O relator Francisco Loureiro foi enfático: a retificação serve para ajustar o que está “dentro dos muros” do título, e não para abocanhar áreas vizinhas ou propriedades distintas.
O que é a Retificação “Intramuros”?
No Direito Registral, dizemos que a retificação deve ser intramuros. Isso significa que ela só pode ser usada para descrever melhor o que o proprietário já comprou legalmente.
Se a escritura diz que o terreno vai até o rio, mas a matrícula não menciona as medidas exatas, você retifica para incluir essas medidas. Mas, se você quer incluir o terreno do vizinho ou uma área do outro lado da avenida, a retificação não é o caminho.
Por que o pedido foi negado?
No caso julgado, a recorrente alegava que um pequeno lote na “Rua Dois” era, na verdade, uma área gigantesca na “Avenida Chica Luiza”, que hoje faz parte do Parque Estadual do Pico do Jaraguá. O Tribunal observou que:
- Locais distintos: Os imóveis estavam em endereços diferentes e não tinham conexão registral.
- Falta de Título: Não havia prova de que o antecessor da recorrente tivesse comprado a área maior.
- Uso indevido da via: Tentou-se usar a retificação administrativa para “criar” um direito de propriedade que nunca existiu no papel.
Retificação vs. Usucapião: Qual a diferença?
Muitas pessoas tentam a retificação por ser um processo, em tese, mais simples.
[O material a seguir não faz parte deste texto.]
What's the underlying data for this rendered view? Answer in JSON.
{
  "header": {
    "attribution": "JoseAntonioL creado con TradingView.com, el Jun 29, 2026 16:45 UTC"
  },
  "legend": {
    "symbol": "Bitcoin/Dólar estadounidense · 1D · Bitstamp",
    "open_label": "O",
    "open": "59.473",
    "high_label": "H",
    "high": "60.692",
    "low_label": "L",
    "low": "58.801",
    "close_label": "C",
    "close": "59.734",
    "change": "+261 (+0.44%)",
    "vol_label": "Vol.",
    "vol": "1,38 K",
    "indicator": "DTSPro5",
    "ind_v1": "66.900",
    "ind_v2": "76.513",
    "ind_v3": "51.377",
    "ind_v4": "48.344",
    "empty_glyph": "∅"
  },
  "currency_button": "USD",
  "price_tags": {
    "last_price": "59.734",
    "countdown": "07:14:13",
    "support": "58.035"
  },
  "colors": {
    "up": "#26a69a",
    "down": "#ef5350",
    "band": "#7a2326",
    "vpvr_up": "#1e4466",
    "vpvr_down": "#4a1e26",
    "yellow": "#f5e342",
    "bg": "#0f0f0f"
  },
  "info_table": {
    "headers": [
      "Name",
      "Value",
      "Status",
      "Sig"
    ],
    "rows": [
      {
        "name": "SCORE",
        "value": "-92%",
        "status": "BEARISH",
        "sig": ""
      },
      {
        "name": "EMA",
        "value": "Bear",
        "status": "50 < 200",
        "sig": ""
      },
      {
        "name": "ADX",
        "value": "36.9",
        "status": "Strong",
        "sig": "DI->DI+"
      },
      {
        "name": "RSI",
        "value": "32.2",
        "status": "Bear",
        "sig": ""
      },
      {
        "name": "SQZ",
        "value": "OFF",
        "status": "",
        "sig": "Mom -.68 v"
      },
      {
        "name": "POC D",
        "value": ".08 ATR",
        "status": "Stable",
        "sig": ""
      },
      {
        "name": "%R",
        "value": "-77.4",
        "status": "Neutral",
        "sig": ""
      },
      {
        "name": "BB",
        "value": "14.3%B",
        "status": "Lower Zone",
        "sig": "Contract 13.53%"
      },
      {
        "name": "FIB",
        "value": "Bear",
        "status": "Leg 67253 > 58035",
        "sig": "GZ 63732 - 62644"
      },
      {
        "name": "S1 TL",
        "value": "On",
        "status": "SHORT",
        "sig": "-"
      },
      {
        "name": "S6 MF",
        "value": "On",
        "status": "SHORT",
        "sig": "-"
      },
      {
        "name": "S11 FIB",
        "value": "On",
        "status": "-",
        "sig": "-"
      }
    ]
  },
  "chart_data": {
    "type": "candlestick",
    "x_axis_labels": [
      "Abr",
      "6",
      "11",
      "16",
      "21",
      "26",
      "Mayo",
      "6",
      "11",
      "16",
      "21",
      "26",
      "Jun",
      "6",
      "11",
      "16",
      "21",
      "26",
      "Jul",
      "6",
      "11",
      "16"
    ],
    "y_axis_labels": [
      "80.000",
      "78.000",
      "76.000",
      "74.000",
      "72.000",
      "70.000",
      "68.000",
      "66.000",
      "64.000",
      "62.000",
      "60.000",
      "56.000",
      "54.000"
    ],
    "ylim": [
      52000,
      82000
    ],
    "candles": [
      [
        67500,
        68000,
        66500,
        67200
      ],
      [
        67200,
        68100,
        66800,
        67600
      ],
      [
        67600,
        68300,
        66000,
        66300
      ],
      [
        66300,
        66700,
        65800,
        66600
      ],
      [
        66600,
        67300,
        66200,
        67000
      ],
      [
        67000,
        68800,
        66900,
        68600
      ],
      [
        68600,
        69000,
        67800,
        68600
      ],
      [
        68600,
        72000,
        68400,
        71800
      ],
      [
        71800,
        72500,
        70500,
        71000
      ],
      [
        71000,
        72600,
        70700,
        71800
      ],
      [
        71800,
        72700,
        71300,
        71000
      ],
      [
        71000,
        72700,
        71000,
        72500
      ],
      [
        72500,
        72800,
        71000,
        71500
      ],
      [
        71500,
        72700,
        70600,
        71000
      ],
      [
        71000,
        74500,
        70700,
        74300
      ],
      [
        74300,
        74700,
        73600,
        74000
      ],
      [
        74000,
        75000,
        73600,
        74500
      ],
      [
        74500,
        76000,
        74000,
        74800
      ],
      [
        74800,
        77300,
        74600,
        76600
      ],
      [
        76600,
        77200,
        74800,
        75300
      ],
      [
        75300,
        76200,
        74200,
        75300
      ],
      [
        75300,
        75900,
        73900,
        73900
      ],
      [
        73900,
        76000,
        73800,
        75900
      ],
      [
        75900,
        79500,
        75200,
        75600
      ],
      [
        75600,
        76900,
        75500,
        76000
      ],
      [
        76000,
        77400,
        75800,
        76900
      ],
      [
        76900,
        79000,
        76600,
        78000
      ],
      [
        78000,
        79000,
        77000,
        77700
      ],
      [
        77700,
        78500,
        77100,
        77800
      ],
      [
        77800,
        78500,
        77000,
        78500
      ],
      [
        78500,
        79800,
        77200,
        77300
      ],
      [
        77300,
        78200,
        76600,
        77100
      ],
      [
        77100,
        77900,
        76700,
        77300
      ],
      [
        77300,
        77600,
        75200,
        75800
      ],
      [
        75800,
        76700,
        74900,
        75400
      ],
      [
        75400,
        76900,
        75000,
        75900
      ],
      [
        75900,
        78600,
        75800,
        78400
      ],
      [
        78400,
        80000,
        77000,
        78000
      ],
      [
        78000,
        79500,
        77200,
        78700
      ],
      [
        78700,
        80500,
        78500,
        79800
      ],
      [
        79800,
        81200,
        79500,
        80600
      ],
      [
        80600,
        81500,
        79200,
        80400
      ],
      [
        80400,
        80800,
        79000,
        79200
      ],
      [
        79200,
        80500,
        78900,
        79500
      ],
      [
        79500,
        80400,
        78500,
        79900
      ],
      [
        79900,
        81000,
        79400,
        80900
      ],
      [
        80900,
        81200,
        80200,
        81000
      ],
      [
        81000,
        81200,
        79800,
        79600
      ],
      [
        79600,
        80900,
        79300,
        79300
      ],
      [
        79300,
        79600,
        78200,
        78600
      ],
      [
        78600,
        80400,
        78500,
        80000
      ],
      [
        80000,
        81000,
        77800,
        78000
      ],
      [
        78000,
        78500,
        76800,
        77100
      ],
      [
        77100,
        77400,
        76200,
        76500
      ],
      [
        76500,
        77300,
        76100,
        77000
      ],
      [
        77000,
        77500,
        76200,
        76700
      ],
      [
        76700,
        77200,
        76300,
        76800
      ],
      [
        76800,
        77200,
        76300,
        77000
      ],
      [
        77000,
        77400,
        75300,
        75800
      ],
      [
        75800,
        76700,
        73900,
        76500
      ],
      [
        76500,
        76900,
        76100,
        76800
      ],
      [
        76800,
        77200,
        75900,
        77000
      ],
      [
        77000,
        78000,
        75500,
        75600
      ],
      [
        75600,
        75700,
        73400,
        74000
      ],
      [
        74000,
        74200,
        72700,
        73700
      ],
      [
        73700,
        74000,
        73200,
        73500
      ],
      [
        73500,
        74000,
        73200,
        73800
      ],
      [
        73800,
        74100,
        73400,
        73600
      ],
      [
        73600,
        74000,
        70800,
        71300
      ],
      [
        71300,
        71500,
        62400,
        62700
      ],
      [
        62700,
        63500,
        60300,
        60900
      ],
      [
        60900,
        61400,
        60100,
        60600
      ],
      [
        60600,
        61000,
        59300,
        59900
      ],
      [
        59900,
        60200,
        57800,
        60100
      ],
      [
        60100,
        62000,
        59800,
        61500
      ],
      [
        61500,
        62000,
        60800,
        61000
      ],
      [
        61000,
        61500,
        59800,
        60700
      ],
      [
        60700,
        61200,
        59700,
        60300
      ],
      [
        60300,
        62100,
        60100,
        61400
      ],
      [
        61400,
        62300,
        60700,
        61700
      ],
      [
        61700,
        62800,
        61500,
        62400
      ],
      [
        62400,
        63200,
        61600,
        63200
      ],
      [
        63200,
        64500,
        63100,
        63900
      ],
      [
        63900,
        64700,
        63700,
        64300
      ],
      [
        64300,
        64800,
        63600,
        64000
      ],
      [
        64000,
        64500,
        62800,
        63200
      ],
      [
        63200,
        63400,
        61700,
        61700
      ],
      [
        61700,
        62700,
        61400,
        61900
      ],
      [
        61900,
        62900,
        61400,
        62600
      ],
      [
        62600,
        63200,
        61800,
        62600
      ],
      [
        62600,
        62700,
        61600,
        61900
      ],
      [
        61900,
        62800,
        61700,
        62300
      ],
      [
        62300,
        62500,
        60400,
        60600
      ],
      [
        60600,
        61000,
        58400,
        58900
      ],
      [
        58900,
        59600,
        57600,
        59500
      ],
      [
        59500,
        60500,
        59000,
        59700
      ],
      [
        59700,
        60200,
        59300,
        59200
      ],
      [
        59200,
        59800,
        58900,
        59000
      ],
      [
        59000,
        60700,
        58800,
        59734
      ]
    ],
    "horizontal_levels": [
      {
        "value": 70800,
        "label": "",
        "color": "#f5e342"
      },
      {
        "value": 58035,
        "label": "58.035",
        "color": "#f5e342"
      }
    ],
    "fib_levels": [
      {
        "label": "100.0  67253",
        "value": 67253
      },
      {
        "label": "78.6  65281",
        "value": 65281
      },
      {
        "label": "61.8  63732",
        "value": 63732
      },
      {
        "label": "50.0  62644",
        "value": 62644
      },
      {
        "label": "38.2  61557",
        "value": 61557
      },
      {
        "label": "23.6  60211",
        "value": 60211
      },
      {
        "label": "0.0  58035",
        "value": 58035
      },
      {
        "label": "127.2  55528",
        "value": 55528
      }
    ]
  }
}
Porém, a diferença jurídica é enorme:
| Ferramenta | Objetivo | Quando usar? |
| Retificação | Corrigir erros ou omissões. | Quando o registro está errado, mas o título é seu. |
| Usucapião | Adquirir a propriedade. | Quando você tem a posse, mas não tem o título (escritura). |
Tese do Julgamento: “A retificação de área deve atender aos requisitos legais e não pode ser utilizada para aquisição de propriedade.”
Conclusão: O registro não aceita “presunções”
O sistema de Registros Públicos no Brasil é pautado pela segurança. O oficial de registro não pode “presumir” que uma área de 560 m² virou 160 hectares por um erro de digitação do passado. Para casos onde há posse, mas falta o registro da área correta, o caminho adequado costuma ser a Usucapião (seja judicial ou extrajudicial), onde se provará o tempo de ocupação e a natureza da posse.